Kind: Wir haben zunächst überlegt, was für eine Art Trainer überhaupt in Frage kommen könnte, und haben drei Kategorien festgelegt. Erfahrene Trainer, Trainer mit großer Expertise im Abstiegskampf und jüngere Trainer mit Perspektive. Dementsprechend haben wir Namen zusammengetragen. Und in der Folge musste geklärt werden, welche Trainer überhaupt verfügbar sind, bzw. unter welchen Rahmenbedingungen sie zurzeit arbeiten.

bundesliga.de: Welche der drei genannten Kategorien haben Sie persönlich bevorzugt?

Kind: Ich habe von Anfang an für eine mutige Entscheidung und damit für einen Trainer mit Perspektive plädiert. Mutig deshalb, weil das die Verpflichtung eines jüngeren Trainers, möglicherweise auch noch ohne jegliche Bundesliga-Erfahrung bedeuten würde. In der Folge haben Dirk Dufner und ich mehrere Gespräche geführt, wobei ich um Verständnis bitte, dass ich diesbezüglich nicht ins Detail gehen möchte. Die Wahl ist dann auf Tayfun Korkut gefallen.

bundesliga.de: Eine mutige Wahl, die nicht nur Fans, sondern auch Experten überrascht hat...

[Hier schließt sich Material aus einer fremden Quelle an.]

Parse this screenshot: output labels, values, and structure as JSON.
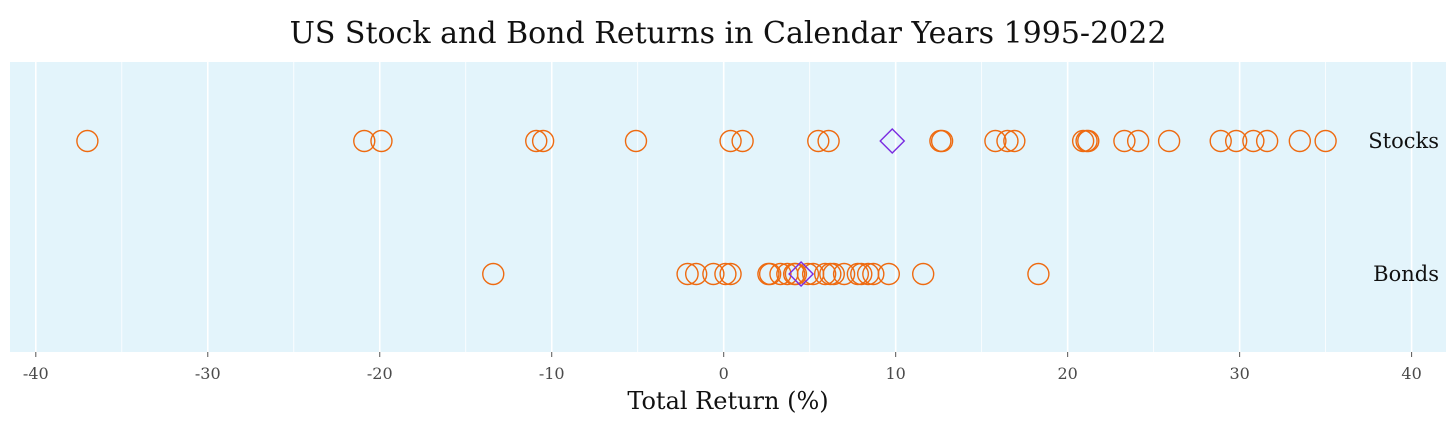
{
  "chart_data": {
    "type": "scatter",
    "title": "US Stock and Bond Returns in Calendar Years 1995-2022",
    "xlabel": "Total Return (%)",
    "ylabel": "",
    "xlim": [
      -41.5,
      42
    ],
    "x_ticks": [
      -40,
      -30,
      -20,
      -10,
      0,
      10,
      20,
      30,
      40
    ],
    "x_minor_ticks": [
      -35,
      -25,
      -15,
      -5,
      5,
      15,
      25,
      35
    ],
    "grid": true,
    "legend": "none",
    "categories": [
      "Stocks",
      "Bonds"
    ],
    "series": [
      {
        "name": "Stocks",
        "marker": "circle",
        "values": [
          -37.0,
          -20.9,
          -19.9,
          -10.9,
          -10.5,
          -5.1,
          0.4,
          1.1,
          5.5,
          6.1,
          12.6,
          12.7,
          15.8,
          16.5,
          16.9,
          20.9,
          21.1,
          21.2,
          23.3,
          24.1,
          25.9,
          28.9,
          29.8,
          30.8,
          31.6,
          33.5,
          35.0
        ],
        "mean": 9.8
      },
      {
        "name": "Bonds",
        "marker": "circle",
        "values": [
          -13.4,
          -2.1,
          -1.6,
          -0.6,
          0.1,
          0.4,
          2.6,
          2.7,
          3.3,
          3.7,
          4.1,
          4.2,
          4.9,
          5.2,
          5.9,
          6.2,
          6.4,
          7.0,
          7.8,
          8.0,
          8.4,
          8.7,
          9.6,
          11.6,
          18.3
        ],
        "mean": 4.5
      }
    ],
    "colors": {
      "panel_background": "#e3f4fb",
      "grid_line": "#ffffff",
      "point_stroke": "#ee6a10",
      "mean_marker": "#7a2be0"
    }
  }
}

Kind: Es steht außer Frage, dass es, wie immer in diesem Geschäft, unterschiedliche Beurteilungen gibt. Wir haben unsere Entscheidung aber nach bestem Wissen und Gewissen getroffen, wobei uns bewusst war, dass diese Entscheidung einerseits eine Risikoentscheidung sein würde. Alles andere zu behaupten, wäre unehrlich. Andererseits haben Markus Gisdol in Hoffenheim, Markus Weinzierl in Augsburg oder Thomas Schneider in Stuttgart gezeigt, dass solche Entscheidungen durchaus belohnt werden.

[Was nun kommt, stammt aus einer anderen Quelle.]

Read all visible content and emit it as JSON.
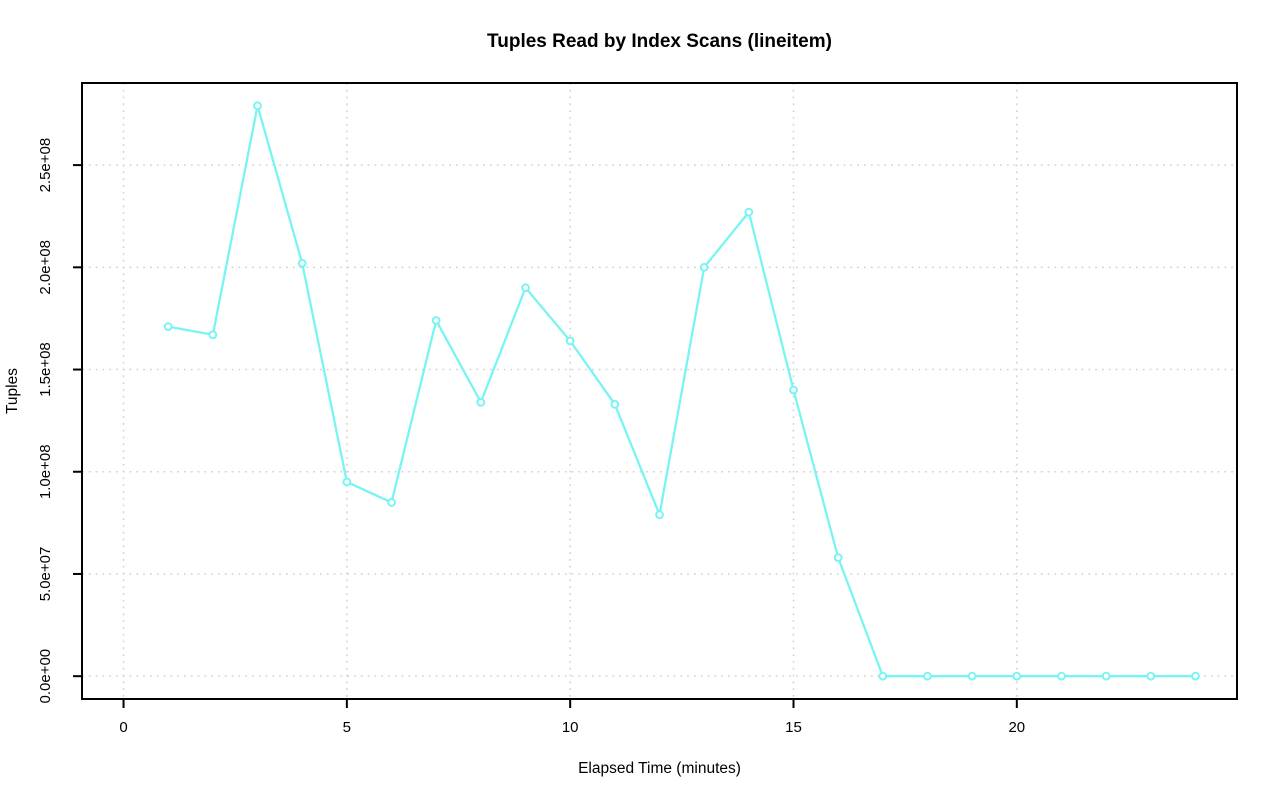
{
  "chart": {
    "title": "Tuples Read by Index Scans (lineitem)",
    "xlabel": "Elapsed Time (minutes)",
    "ylabel": "Tuples"
  },
  "chart_data": {
    "type": "line",
    "title": "Tuples Read by Index Scans (lineitem)",
    "xlabel": "Elapsed Time (minutes)",
    "ylabel": "Tuples",
    "x": [
      1,
      2,
      3,
      4,
      5,
      6,
      7,
      8,
      9,
      10,
      11,
      12,
      13,
      14,
      15,
      16,
      17,
      18,
      19,
      20,
      21,
      22,
      23,
      24
    ],
    "values": [
      171000000,
      167000000,
      279000000,
      202000000,
      95000000,
      85000000,
      174000000,
      134000000,
      190000000,
      164000000,
      133000000,
      79000000,
      200000000,
      227000000,
      140000000,
      58000000,
      0,
      0,
      0,
      0,
      0,
      0,
      0,
      0
    ],
    "series_name": "tuples-read-index-scans-lineitem",
    "x_ticks": [
      {
        "value": 0,
        "label": "0"
      },
      {
        "value": 5,
        "label": "5"
      },
      {
        "value": 10,
        "label": "10"
      },
      {
        "value": 15,
        "label": "15"
      },
      {
        "value": 20,
        "label": "20"
      }
    ],
    "y_ticks": [
      {
        "value": 0,
        "label": "0.0e+00"
      },
      {
        "value": 50000000,
        "label": "5.0e+07"
      },
      {
        "value": 100000000,
        "label": "1.0e+08"
      },
      {
        "value": 150000000,
        "label": "1.5e+08"
      },
      {
        "value": 200000000,
        "label": "2.0e+08"
      },
      {
        "value": 250000000,
        "label": "2.5e+08"
      }
    ],
    "xlim": [
      -0.93,
      24.93
    ],
    "ylim": [
      -11160000,
      290160000
    ],
    "grid": true,
    "legend": "none",
    "colors": {
      "line": "#7af4f2",
      "marker_fill": "#ffffff",
      "grid": "#d2d2d2",
      "axis": "#000000",
      "text": "#000000",
      "background": "#ffffff"
    }
  }
}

bundesliga.de: Wie würden Sie Tayfun Korkut beschreiben?

Kind: Tayfun Korkut hat uns in den Gesprächen vollends überzeugt. Er besitzt eine sehr offene, sehr freundliche und sympathische Ausstrahlung, ist sehr kommunikativ und weiß, was er will. Dabei argumentiert er stets  zielgerichtet und mit der notwendigen Konsequenz. Seine bisherige Karriere als Trainer ist er gezielt angegangen: Erst B-Jugend-Trainer, dann A-Jugend-Trainer, schließlich Co-Trainer der türkischen Nationalmannschaft. Er war in Hoffenheim und in Stuttgart und hat bei vielen Vereinen hospitiert. Zudem kann er große Erfahrung als Profi vorweisen. So hat Korkut unter anderem 42 Mal für die türkische Nationalmannschaft gespielt. Wichtig war für uns darüber hinaus, dass er in Stuttgart geboren ist und damit perfekt deutsch spricht und deutsch denkt. Und ich sehe ihn als überzeugten Europäer.

bundesliga.de: Mit welchem Auftrag geht Korkut in die Rückrunde?

Kind: Von dem vor der Saison definierten Ziel, das Erreichen eines Tabellenplatzes, der fürs internationale Geschäft berechtigt, mussten wir uns bereits unter Mirko Slomka verabschieden. Allerdings bleibe ich bei meiner Einschätzung, dass wir über eine gute Mannschaft verfügen. Korkuts Aufgabe ist es, die Zeit bis zum Rückrundenstart dafür zu nutzen, die Spiele der Hinrunde zu analysieren, die Spieler kennenzulernen, und aus beidem seine Entscheidungen abzuleiten. Unser Ziel muss es selbstverständlich sein, so schnell wie möglich nichts mehr mit dem Abstiegskampf zu tun haben. Schön wäre es, wenn wir bis zum Saisonende einen Platz um Rang 10 erreichen könnten.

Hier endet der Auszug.